Television cameras are granted a rare look inside the Monastery of Saint Catherine of Siena In Drogheda to see what daily life is like for the order of Dominican Contemplative nuns who live there.  

Drogheda’s community of contemplative Dominican nuns was founded in 1722 by Catherine Plunkett, a relative of Saint Oliver Plunkett.  

Here you give yourself to God for God's own sake and it is a total giving and I think that attracts young people. That is a great challenge.

While the outside world has changed since then, many aspects of the nuns’ lives remain the same. An enclosed order, they do not leave the convent, except in extreme cases. All tasks are undertaken by a pre-arranged roster. 

Their lives are devoted to prayer and contemplation, and all tasks are carried out without speaking, except for the most essential communication.

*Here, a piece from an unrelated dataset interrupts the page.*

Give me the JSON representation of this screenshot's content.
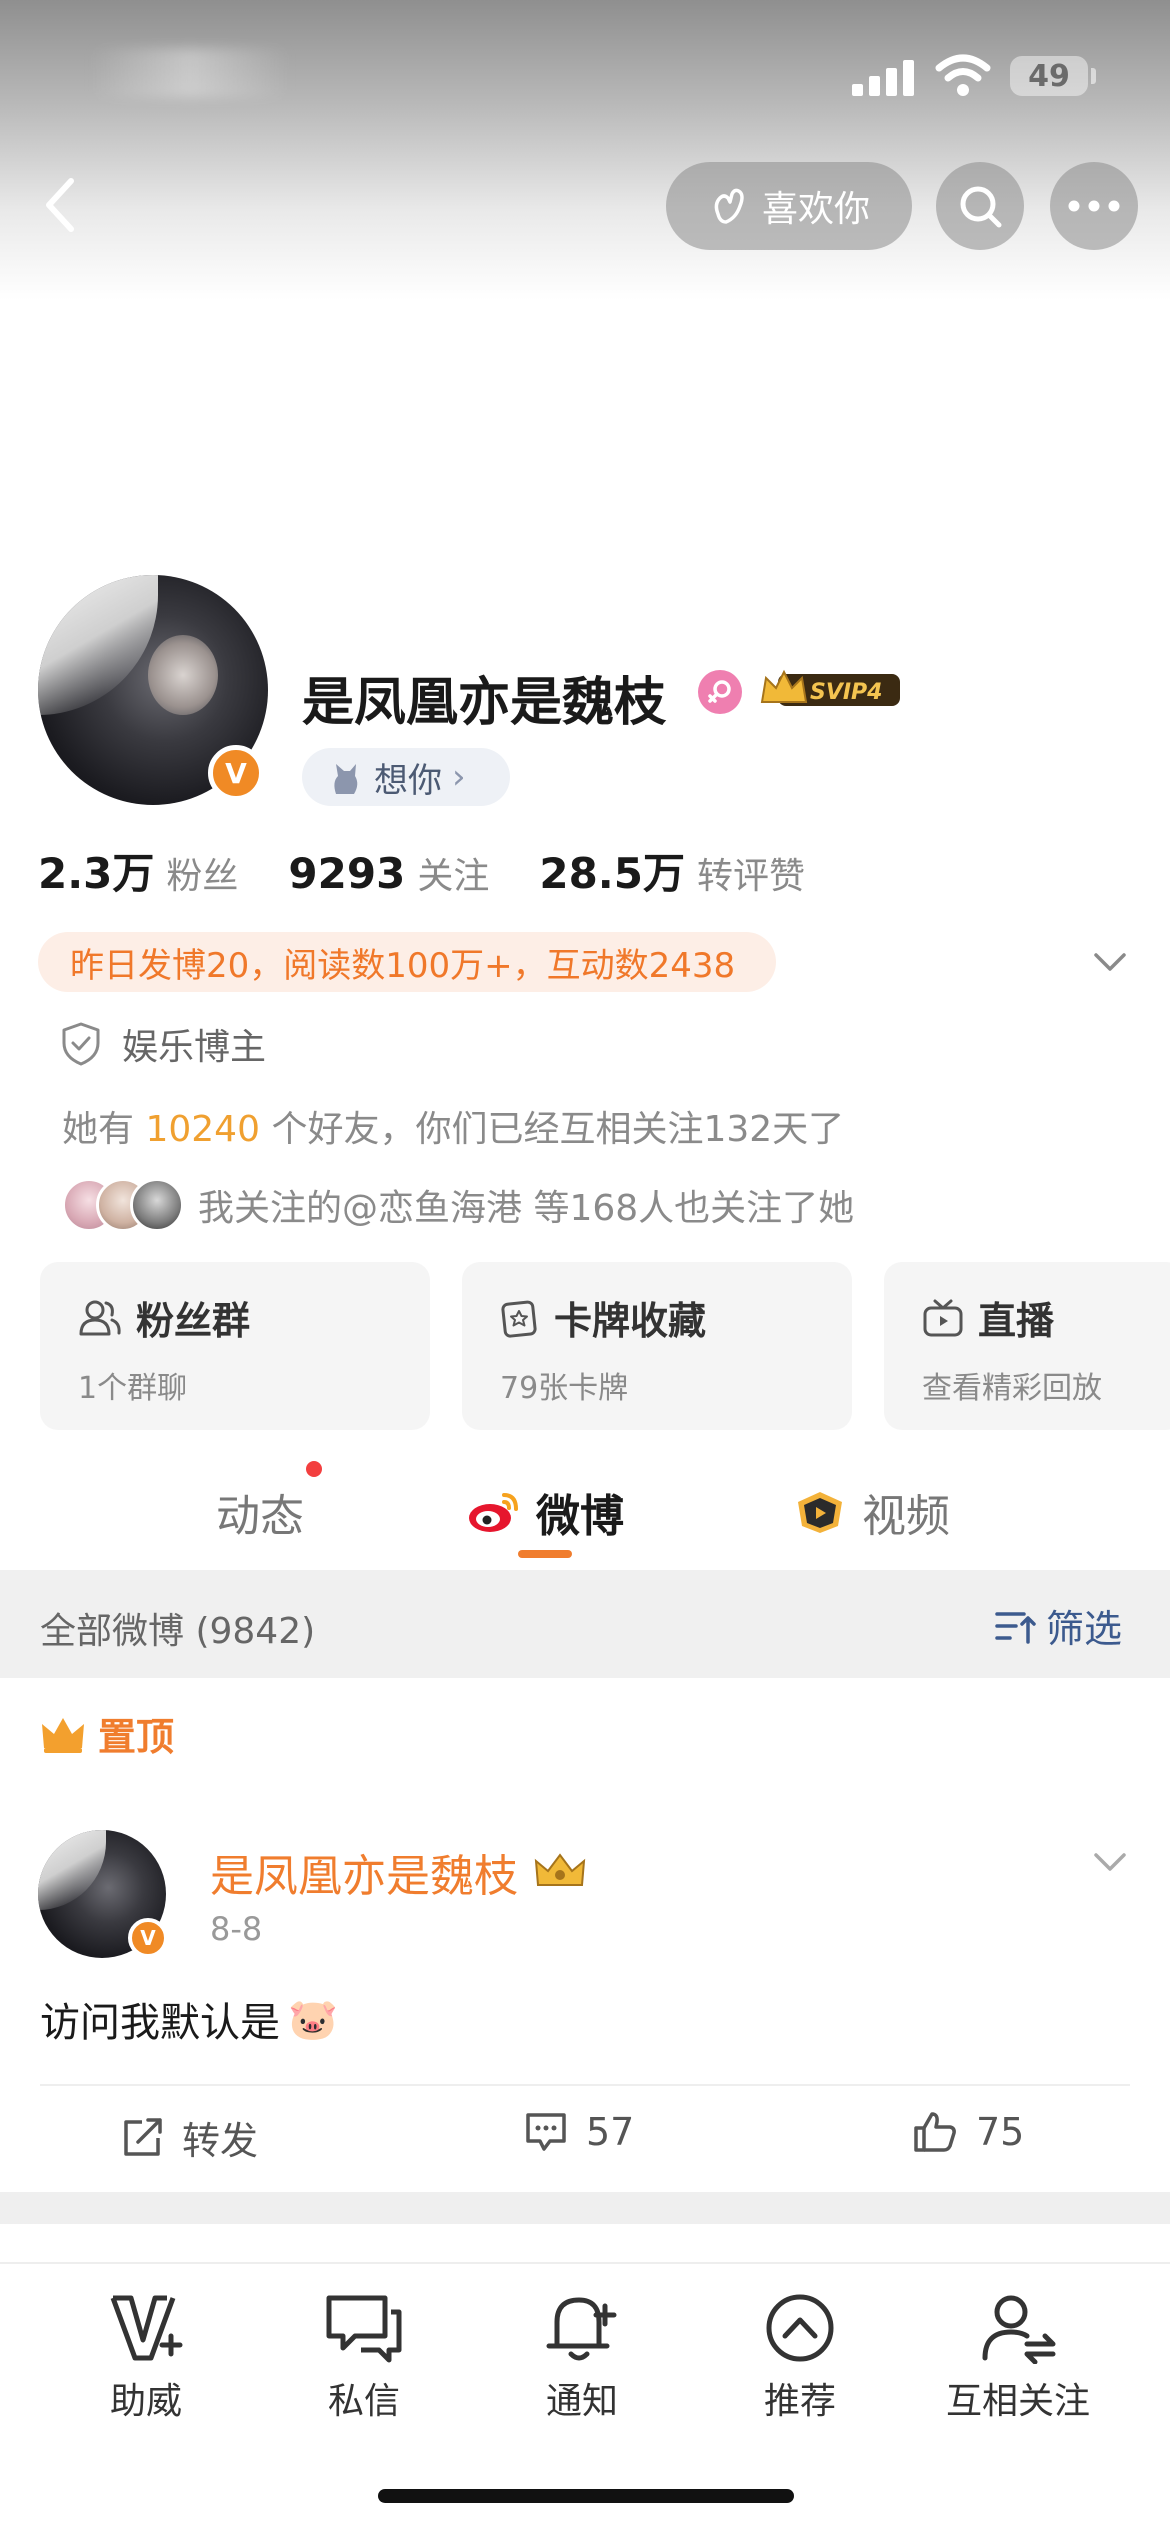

The sacrifices for women entering the enclosed order is huge. Leaving your family behind is one, although they can come to visit you at specific times during the year.  Is there any particular skill that is useful for convent life? Sister Mary Rose, O.P. (Order of Preachers) says that being adaptable is a good place to start,

You don’t specialise in anything, as active sisters do, professionally.  You do whatever you just are asked to do, even if you are already a professional person.  You...just fill in the community as you are told, you know, just take community life as it comes.  

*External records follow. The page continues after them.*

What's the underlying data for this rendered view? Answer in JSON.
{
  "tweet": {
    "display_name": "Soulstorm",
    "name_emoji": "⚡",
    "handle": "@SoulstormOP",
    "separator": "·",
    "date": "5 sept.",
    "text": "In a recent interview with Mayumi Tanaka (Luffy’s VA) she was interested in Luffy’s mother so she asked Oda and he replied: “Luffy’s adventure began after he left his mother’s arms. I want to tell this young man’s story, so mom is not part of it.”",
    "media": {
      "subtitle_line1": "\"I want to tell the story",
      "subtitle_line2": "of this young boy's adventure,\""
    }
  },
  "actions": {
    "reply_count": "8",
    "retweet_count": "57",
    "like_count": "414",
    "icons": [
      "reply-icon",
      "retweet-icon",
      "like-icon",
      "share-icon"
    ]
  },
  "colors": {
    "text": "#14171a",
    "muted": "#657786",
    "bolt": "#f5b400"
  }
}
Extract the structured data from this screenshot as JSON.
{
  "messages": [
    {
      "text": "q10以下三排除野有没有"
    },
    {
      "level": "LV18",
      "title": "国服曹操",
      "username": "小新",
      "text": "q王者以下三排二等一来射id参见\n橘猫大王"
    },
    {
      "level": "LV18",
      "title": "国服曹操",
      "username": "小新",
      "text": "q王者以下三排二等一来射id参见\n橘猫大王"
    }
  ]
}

Sister Mary Rose, O.P. (1983)
Sister Mary Rose, O.P. (1983)

Being a contemplative order means that they spend most of their time in prayer and study. One criticism often levelled at their way of life is that they are escaping from the world and its problems. The opposite is actually true, explains Sister Mary Rose, 

You take the whole world with you, and you’re aware much more of the problems than perhaps you would be if you were outside very comfortably in a job married or something like that. You have a much more universal vision of mankind, and I think that enlarges your horizon.

There is one hour in the day for recreation, when the nuns are allowed to talk freely and take some fresh air and exercise in the monastery grounds.  It is a very different way of life however. Does Sister Mary Rose think she made the right choice? 

I often wonder how I actually when I was so young, just happened to fit into the exactly right place...I think that’s what a vocation means, you come where you’re called and where you’re called, you know.  I have had a very happy life, thank God.

An RTÉ News report broadcast on 3 August 1983.  The reporter is Conal Ó Moráin.